Teaching yoga and working with people in pain to help with healing injuries is an amazing way to make a living. I get paid to play and learn. It is humbling and thrilling and scary all rolled up into one. Helping people process through chronic pain is quite the process. There aren’t always answers at the ready and I often have to think outside the box.
And I am often wrong, or not as effective as I‘d like to be. I recently ran into the sister of an old client who had been working through a series of injuries that left him unable to walk much and barely able to sit at a desk that he needed to be behind for twelve hours a day.
We worked together for a while and made some progress. His walk changed. His core tone improved. His pain diminished by about half. And that is where we parted ways.
When I ran into his sister and asked after him, she told me he was pain free and hiking mountains. Thrilled, I asked what precipitated that turns of events. She told he read John Sarno’s book Healing Back Pain.
Nothing makes me happier though this isn’t a post about John Sarno whose work I love.
There are all types of injury and pain and all different ways to approach healing injuries.
About a month ago I started running regularly again and four weeks later my ankle is stronger than ever. The first week was a bit tenous as I was reminded of unhappy ligaments that had been tweaked. The second week moved up into my fibularis (peroneal) muscles on the outer calf.
Now at week four everything feels rock solid and I am good to go.
Another story of healing that I rarely share with my students and clients goes back a ways to living in Carroll Gardens and running my dogs in Red Hook Park. One sunny day my dog Ollie decided to take me down when I wasn’t looking.
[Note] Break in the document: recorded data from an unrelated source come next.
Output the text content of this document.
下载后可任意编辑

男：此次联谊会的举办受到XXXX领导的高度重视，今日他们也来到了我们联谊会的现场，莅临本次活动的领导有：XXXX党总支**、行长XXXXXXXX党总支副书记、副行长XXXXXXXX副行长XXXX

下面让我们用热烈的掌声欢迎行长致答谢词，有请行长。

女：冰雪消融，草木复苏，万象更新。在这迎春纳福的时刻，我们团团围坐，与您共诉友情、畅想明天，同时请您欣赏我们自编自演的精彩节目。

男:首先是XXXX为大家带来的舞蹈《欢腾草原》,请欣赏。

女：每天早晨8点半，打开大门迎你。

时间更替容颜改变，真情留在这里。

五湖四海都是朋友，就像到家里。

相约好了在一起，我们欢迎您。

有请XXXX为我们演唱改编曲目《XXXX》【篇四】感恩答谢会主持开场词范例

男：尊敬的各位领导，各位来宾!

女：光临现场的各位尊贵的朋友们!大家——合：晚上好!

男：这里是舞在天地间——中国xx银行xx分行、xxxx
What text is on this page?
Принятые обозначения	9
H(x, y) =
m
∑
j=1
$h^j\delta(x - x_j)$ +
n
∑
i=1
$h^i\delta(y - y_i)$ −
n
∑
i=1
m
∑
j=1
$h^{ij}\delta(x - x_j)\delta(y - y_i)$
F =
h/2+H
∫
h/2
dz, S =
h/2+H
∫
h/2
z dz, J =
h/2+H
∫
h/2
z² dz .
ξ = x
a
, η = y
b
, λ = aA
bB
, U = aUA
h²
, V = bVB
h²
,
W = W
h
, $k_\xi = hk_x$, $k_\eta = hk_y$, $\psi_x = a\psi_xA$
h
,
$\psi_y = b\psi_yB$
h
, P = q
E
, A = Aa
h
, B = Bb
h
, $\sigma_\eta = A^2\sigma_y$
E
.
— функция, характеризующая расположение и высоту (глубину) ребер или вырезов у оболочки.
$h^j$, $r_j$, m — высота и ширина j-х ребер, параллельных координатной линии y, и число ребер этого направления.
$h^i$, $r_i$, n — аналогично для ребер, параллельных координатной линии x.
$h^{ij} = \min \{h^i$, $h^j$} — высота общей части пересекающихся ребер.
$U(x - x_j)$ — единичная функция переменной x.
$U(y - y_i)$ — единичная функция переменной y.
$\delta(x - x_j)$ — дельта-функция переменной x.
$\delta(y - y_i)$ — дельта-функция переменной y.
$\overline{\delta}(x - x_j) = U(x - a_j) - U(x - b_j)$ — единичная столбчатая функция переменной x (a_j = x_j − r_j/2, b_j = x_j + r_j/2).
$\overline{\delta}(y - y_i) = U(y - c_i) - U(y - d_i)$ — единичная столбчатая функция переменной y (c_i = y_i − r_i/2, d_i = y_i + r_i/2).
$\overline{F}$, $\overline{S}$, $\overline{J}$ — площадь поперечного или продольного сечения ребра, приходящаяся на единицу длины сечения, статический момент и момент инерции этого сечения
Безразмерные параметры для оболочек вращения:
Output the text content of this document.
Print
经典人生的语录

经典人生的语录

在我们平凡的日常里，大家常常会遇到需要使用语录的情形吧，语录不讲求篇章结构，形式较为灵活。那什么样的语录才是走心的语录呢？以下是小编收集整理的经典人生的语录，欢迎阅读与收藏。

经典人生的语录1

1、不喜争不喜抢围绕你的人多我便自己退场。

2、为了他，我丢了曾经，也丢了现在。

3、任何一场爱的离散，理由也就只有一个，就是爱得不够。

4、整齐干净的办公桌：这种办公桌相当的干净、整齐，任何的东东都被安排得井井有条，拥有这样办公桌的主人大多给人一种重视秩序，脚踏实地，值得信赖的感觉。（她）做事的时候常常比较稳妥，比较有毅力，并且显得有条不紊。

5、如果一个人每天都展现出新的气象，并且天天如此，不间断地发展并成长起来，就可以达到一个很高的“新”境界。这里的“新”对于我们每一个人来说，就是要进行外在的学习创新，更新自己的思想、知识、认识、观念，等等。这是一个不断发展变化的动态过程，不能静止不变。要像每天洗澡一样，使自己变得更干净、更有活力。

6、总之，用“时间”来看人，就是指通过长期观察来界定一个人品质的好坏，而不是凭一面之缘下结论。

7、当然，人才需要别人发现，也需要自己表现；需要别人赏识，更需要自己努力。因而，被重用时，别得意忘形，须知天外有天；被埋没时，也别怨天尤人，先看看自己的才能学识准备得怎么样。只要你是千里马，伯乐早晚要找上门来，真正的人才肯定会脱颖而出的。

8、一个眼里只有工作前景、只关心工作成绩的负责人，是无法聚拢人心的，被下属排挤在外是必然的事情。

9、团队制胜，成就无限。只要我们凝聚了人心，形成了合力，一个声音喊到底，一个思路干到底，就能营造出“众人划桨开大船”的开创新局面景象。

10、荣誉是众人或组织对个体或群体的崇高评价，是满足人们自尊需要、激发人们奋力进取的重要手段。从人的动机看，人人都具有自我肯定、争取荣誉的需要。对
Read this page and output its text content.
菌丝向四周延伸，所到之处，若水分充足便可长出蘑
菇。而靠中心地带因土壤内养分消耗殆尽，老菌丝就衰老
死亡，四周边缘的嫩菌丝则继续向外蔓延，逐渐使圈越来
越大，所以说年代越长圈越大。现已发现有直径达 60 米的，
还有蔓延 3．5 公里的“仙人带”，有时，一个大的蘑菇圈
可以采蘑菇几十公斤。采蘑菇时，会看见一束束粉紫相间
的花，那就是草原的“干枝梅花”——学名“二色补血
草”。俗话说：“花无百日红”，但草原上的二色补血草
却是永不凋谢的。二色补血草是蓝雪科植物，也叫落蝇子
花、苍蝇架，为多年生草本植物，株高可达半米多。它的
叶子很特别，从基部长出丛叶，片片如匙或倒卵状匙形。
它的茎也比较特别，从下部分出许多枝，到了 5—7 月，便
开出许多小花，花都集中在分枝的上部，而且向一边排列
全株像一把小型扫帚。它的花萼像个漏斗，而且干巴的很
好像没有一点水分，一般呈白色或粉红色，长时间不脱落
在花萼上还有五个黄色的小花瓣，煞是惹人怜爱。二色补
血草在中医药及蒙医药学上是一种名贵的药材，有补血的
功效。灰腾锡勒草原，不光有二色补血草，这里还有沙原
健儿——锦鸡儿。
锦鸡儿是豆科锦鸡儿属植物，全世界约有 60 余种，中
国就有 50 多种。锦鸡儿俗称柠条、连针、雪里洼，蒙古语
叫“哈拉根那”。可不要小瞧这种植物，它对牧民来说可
He ran full speed into my leg from the side knocking me off my feet and messing up both my knee and my ankle. Again time passed and I healed but there was a lingering misery in my acchilles tendon that wouldn’t go away.
Watching TV one night, for whatever reason, I decided I had had enough and a light bulb went off above my head. I got off the couch and started squatting with my feet together. It was slow going at first and I was on the verge of tears by the time I got down into the full squat but at the same time I instinctively felt that it could be good.
I was pain free a week later after the ache in the achilles had been with me for a couple of months.
This is not part of my recommended protocol. What I am willing to do is not always what I recommend to others when it comes to healing injuries. But it has worked for me a number of times in the past.